Et Paul laissait là le domino noir. Le domino s’attacha à son bras en continuant :

— Si on m’a trompée, tu ne dois en vouloir qu’à celui qui m’a répété encore tout à l’heure ce que je viens de te dire.

— Ah ! c’est M. de Tancarville qui t’a dit cela, fort bien ; c’est à lui que j’en demanderai l’explication.

— Si tu veux le punir, contente-toi de m’enlever à lui. Voilà trois samedis qu’il doit toujours m’apporter ton adresse ou t’emmener ici, et qu’il y vient seul en se disant fort amoureux de moi.

— T’a-t-il vue et sait-il qui tu es ?

— Pas plus que toi.

— Ce n’est pas assez pour que je sois sûr d’avoir la préférence. Je veux pouvoir lui dire que je t’ai vue et que je sais qui tu es.

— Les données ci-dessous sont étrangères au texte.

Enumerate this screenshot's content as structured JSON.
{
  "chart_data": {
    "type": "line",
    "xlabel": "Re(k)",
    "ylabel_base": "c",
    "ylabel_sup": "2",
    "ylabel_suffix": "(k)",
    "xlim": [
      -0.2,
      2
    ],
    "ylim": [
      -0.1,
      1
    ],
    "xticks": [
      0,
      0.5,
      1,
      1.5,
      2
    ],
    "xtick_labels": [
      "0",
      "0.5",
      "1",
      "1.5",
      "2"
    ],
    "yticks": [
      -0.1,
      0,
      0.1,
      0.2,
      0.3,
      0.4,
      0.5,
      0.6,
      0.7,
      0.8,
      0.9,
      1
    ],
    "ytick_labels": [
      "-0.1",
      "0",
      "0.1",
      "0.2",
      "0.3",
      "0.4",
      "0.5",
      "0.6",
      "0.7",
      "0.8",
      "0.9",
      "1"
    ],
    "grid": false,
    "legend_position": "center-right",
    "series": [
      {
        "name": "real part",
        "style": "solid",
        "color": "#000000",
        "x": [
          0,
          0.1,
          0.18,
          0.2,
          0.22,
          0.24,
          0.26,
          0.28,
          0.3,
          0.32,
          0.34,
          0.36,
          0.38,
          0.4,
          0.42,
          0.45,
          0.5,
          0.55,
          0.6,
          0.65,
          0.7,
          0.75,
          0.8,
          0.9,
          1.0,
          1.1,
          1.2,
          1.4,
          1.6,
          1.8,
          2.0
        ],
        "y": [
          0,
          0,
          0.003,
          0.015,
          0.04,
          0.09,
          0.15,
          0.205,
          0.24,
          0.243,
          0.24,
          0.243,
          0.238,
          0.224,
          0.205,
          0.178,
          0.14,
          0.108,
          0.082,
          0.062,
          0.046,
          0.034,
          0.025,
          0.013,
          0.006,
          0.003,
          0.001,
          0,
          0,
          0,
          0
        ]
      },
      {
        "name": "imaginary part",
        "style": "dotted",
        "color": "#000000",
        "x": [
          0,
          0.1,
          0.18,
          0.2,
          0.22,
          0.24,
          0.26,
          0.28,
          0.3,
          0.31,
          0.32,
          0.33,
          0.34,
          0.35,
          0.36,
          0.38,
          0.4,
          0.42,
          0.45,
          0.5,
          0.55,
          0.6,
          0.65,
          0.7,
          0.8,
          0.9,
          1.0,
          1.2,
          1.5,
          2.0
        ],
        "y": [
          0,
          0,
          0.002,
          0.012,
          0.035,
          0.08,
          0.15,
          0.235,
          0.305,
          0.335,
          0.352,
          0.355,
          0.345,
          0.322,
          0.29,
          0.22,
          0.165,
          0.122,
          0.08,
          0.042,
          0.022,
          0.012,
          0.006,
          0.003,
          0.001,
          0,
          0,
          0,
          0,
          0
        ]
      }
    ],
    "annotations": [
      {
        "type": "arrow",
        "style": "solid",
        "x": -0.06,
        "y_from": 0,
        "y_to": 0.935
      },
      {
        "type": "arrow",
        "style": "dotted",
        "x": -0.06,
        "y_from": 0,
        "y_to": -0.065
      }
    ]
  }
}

— Volontiers, mais à la fin du bal… qui finira pour nous quand tu voudras.

— Je ne suis pas tout-à-fait libre de sortir encore, dit Paul qui éprouvait quelque curiosité après tant d’avances.

— Eh bien, donne-moi ton adresse, je t’enverrai la mienne demain… Ah ! voilà justement le maudit bossu qui nous a retrouvés ; évitons-le.

— Au contraire, s’il a des droits sur toi, il est juste qu’il les fasse valoir. Puisque nous ne t’avons vue ni l’un ni l’autre jusqu’ici, les chances sont égales entre nous.

Cependant Paul se laissait emmener dans une autre direction par le domino noir, mais trop lentement pour être perdu de vue si quelqu’un désirait les suivre ; enfin, dans un coin du corridor où la circulation était plus facile, il s’arrêta et tourna la tête s’attendant à trouver Bohëmond de Tancarville sur ses talons. En effet Bohëmond était là !

— Beau masque, dit celui-ci, je suis toujours à tes ordres.

— Je ne suis plus seule, répondit le domino, et je te remercie.

— As-tu donc déjà gagné le pari que nous avons fait ensemble ?

— Si je ne l’ai pas gagné je le gagnerai ; ainsi laisse-nous.

— Quel pari ? demanda Paul en fronçant le sourcil.

— Celui de vous rendre infidèle à la dame que vous accompagnez ce soir.

— Savez-vous qui est cette dame, monsieur, vous qui vous permettez d’en parler si légèrement ?

— Eh parbleu ! c’est madame Babandy.

— Et savez-vous aussi que je suis son neveu ?

— Son neveu ! voilà qui est plaisant ; mais en effet la place du cousin était déjà remplie…… Entre vous les choses se passent donc en famille ?

— Monsieur Bohëmond de Tancarville, vous êtes un impertinent, et je vous apprendrai à vous exprimer avec plus de réserve.

— Monsieur, vous me rendrez raison de ce propos.

— Je crois être l’offensé, monsieur, mais c’est ce que nos témoins décideront si vous voulez bien le permettre ; et comme il paraît que vous ignorez mon adresse, la voici……

La foule grossissait autour des acteurs de cette querelle, et ils se séparèrent, Paul emmenant le domino noir qui tremblait d’émotion.

— Êtes-vous réellement seule ici ? lui demanda notre jeune avocat.

— Seule, et je n’y étais venue que pour vous… malheureuse que je suis d’avoir ainsi provoqué une pareille scène ! quels remords pour moi si vous ne me promettez pas qu’elle n’aura pas de suites sérieuses !

— Ne vous reprochez rien, madame, et croyez que vous êtes très innocente de ce qui vient de se passer. Je sais que M. de Tancarville ne cherchait qu’une occasion de se venger d’un véritable complot qu’il m’accuse d’avoir tramé contre lui d’accord avec un lord anglais. Tout s’expliquera, rassurez-vous ; et surtout excusez-moi si je suis forcé d’aller rejoindre la parente avec qui je suis venu cette nuit au bal.

— Adieu donc ! dit le domino noir ; j’aperçois justement une amie qui me reconduira dans sa voiture, et que je reconnais au ruban orange qu’elle a attaché à son costume en signe de ralliement. Adieu, vous recevrez de mes nouvelles.

Paul rentra dans la loge de sa tante, où il éluda de son mieux les questions qui lui furent adressées sur le domino noir qu’Odille avait vu à son bras.